Y a-t-il un joueur que vous avez vu avec beaucoup de capacités ou de talent mais qui n'a pas réalisé le potentiel que vous aviez vu en lui ?

"Oui, j'ai déjà dit que, malheureusement, nous ne nous souvenons que des joueurs qui réussissent, mais il y a beaucoup de joueurs et certains d'entre eux ont un potentiel incroyable lorsqu'ils arrivent au niveau local, mais ce n'est pas si simple. Il faut aussi tenir compte de l'environnement, de la chance et, bien sûr, du fait que de nombreux joueurs ont peut-être atteint le football professionnel, mais pas au niveau attendu, et que certains d'entre eux n'ont même pas atteint le niveau professionnel".

"Dans le football de formation, il est important de travailler non seulement avec les entraîneurs, mais aussi avec l'environnement du joueur, le jeune joueur, les agents qui doivent l'accompagner, de prendre de bonnes décisions et aussi d'avoir la chance de ne pas avoir de blessures, d'avoir de la continuité, d'avoir un entraîneur qui croit en vous lorsque vous faites le saut vers l'équipe première, mais il est vrai qu'il y aura toujours des joueurs qui, pour une raison ou pour une autre, n'atteindront pas leur niveau maximum dans le monde professionnel".

Où vous voyez-vous à l'avenir, quels rêves avez-vous encore à réaliser dans le monde du football ?

"Je ne sais pas ce que l'avenir me réserve. Si vous m'aviez dit il y a trois ans que j'entraînerais en Russie, à l'époque actuelle, que je commencerais en cinquième division et que j'atteindrais la Premier League, je ne sais pas si je l'aurais imaginé. J'ai eu la chance de continuer à réaliser des rêves, même certains auxquels je n'avais pas pensé. Être au Barça pendant 11 ans était un rêve. Avant le Barça, à l'âge de 30 ans, entraîner en troisième division sans avoir été footballeur professionnel était aussi un rêve pour moi. Atteindre un championnat aussi puissant que le championnat russe, la Premier League, est aussi un autre rêve. Je n'en sais pas plus. Le rêve le plus proche que je puisse considérer comme un objectif est d'avoir la chance d'être dans une équipe qui peut participer aux compétitions européennes. J'espère qu'ici aussi, en Russie, le conflit prendra fin, que les compétitions européennes s'ouvriront et que je pourrai jouer pour Khimki ou un autre club et participer à une compétition de niveau européen".

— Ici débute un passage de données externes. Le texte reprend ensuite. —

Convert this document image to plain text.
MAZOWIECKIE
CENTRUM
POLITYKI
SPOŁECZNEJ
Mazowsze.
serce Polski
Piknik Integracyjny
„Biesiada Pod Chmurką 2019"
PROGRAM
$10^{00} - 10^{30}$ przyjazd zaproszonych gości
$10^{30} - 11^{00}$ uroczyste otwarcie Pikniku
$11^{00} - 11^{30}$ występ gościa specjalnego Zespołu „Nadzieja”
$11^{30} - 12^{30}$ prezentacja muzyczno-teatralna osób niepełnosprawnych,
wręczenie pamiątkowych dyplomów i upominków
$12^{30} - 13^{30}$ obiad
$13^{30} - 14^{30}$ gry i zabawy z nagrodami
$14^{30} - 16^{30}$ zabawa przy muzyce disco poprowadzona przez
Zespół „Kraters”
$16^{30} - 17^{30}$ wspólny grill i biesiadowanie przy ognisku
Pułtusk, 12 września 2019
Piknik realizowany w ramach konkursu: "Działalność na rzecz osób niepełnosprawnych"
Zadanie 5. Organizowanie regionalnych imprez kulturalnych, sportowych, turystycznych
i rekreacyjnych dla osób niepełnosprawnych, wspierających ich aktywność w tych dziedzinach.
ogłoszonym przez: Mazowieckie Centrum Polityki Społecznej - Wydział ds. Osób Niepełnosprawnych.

"Par ailleurs, l'un de mes rêves serait d'entraîner en Liga, mais il est difficile d'accéder à la première ou à la deuxième division. Peut-être qu'une meilleure équipe me permettra d'y accéder, peut-être que j'aurai plus d'opportunités d'entraîner dans une équipe de Liga, je ne sais pas. Je sais que ce n'est pas facile, qu'il y a beaucoup de concurrence, mais si au niveau européen j'ai la chance de poursuivre ma carrière, de jouer dans des compétitions européennes, et que j'ai plus de chances d'entrer dans une équipe de Liga, je pense que ce sera un peu plus facile pour moi. C'est pour cela que nous travaillons, pour réaliser nos rêves. Et peut-être que l'un de ces rêves serait celui-ci. D'une part, être compétitif en Europe pour pouvoir entraîner une équipe de Liga à l'avenir et, d'autre part, boucler la boucle du football de formation, des compétitions européennes, faire le tour du monde et finir dans la ligue espagnole".